Mr Akumuntu said his organisation has been working with importers seeking facilitation to get alternative markets and support to navigate the current trade obstacles.
George Niyongabo, a member of the Apparel Manufacturing Group (AMG), said textile manufacturers who pool resources to buy fabrics in bulk from China have struggled to restock since China banned foreign travel early this year.
“We considered options of sending money and having goods sent to us, but we didn’t want to risk getting wrong specifications and also being ripped off in the process,” he said.

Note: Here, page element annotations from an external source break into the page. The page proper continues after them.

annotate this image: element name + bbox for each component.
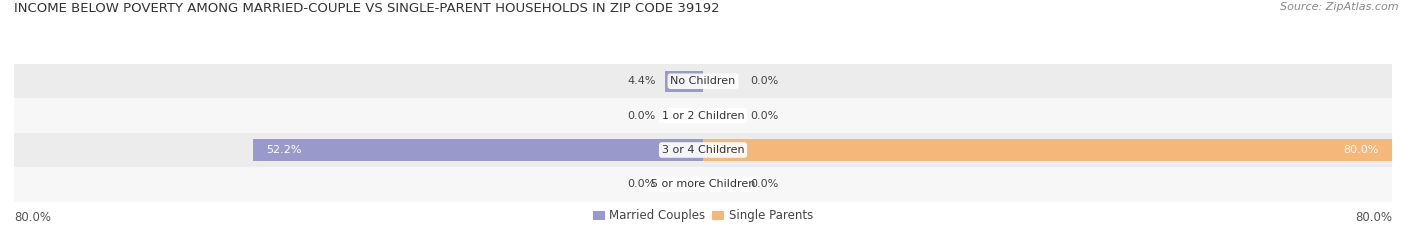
- Bar: [14, 167, 1392, 202]
- Text: 0.0%: 0.0%: [751, 111, 779, 121]
- Text: 52.2%: 52.2%: [266, 145, 302, 155]
- Bar: [665, 71, 703, 92]
- Text: 0.0%: 0.0%: [627, 111, 655, 121]
- Legend: Married Couples, Single Parents: Married Couples, Single Parents: [588, 205, 818, 227]
- Text: 5 or more Children: 5 or more Children: [651, 179, 755, 189]
- Bar: [14, 98, 1392, 133]
- Text: Source: ZipAtlas.com: Source: ZipAtlas.com: [1281, 2, 1399, 12]
- Text: INCOME BELOW POVERTY AMONG MARRIED-COUPLE VS SINGLE-PARENT HOUSEHOLDS IN ZIP COD: INCOME BELOW POVERTY AMONG MARRIED-COUPL…: [14, 2, 720, 15]
- Text: 80.0%: 80.0%: [14, 211, 51, 224]
- Bar: [703, 139, 1392, 161]
- Bar: [253, 139, 703, 161]
- Text: 0.0%: 0.0%: [751, 76, 779, 86]
- Text: 4.4%: 4.4%: [627, 76, 655, 86]
- Text: 0.0%: 0.0%: [751, 179, 779, 189]
- Text: 80.0%: 80.0%: [1344, 145, 1379, 155]
- Bar: [14, 64, 1392, 98]
- Text: 80.0%: 80.0%: [1355, 211, 1392, 224]
- Text: 1 or 2 Children: 1 or 2 Children: [662, 111, 744, 121]
- Text: 3 or 4 Children: 3 or 4 Children: [662, 145, 744, 155]
- Bar: [14, 133, 1392, 167]
- Text: No Children: No Children: [671, 76, 735, 86]
- Text: 0.0%: 0.0%: [627, 179, 655, 189]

A 40-feet container of high quality fabrics that used to be imported at between $100,000 and $150,000 from China or Dubai has increased by 30 percent, yet even alternative regional markets like Kenya are also expensive.
The Ministry of Trade and Industry advises private sector to import goods in bulk, seek alternative markets, and form a long-term plan of supporting industries to increase the quantity and quality of goods produced locally using available local raw materials to help fill the gap.
Rwanda, like many African countries imports a variety of goods from heavy machinery to retail goods from China.